Ah, ‘Namsploitation. Where every gun has infinite bullets, every weapon is always set to rock and roll, and everyone fires from the hip. Also, shit explodes. From the fiery ashes of the Viet Nam comes classic films about heroism in a shithouse jungle hotbox, where Charlie hides behind every tree, and discipline has broken down to nothing. Where every GI sports a beard and has forgotten how to salute, and every step is booby trapped. Into this maelstrom of shrapnel and fire rides a school bus, driven by missionaries and hijacked by three abandoned US marines who are desperate to get the hell out and go back to the World.
The year is 1972, the US has pulled out most of its ground forces along the North/South border, and the NVA are now launching the Easter Offensive. A South Vietnamese major and a group of missionaries board a school bus driven by an NVA spy who tries to head north…until the Marines stop him and commandeer things. The ragtag group initially despises each other, until they begin recognizing the need to work together to survive. Along the way, they encounter NVA battalions and booby trapped corpses of American soldiers, raid abandoned South Vietnamese and American fire bases, scrounge for fuel and supplies, and discover that one of the missionaries is actually an epileptic schizophrenic who isn’t always trustworthy.

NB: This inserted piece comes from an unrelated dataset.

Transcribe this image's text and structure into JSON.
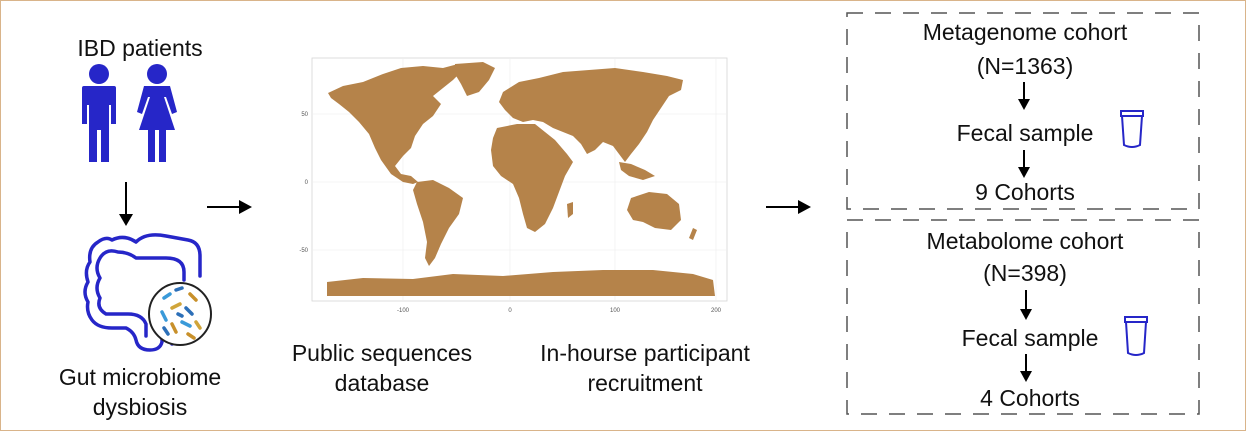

Stuff explodes in this movie. A lot. And for some reason, everyone constantly rolls and leaps around whenever they get into a gunfight. Yet despite how depressing the material is, it’s still an entertaining ride. I’m not saying this is a good movie; far from it. But I still rooted for the good guys to kick butt and evade the bad guys, even when I thought they looked ridiculous doing it. Everyone is desperate to survive, and everyone has been out in the jungle for way too long, so the constantly frayed nerves don’t come off as bad as they might have in a different situation. Sure, the acting is poor, but considering just how bad things were in Vietnam in the 1970s…well, the over-the-top nature of many of the performances actually don’t seem that weird. These people are crazy, but they all just want to get home, no matter what.
I liked Warbus. It’s not great, but it’s not as awful as I was expecting. And it is way, way better than dreck like Robowar. And Warbus is what made the North Koreans notice Ferdinando Baldi and hire him to make Ten Zan, in which one of the Marines from this film, Romano Kristoff, also starred. Hell, to bring it home, the Warbus sequel stars Mark Gregory of both Ten Zan and the Thunder films. Would I watch that? You bet your sweet candy ass I would.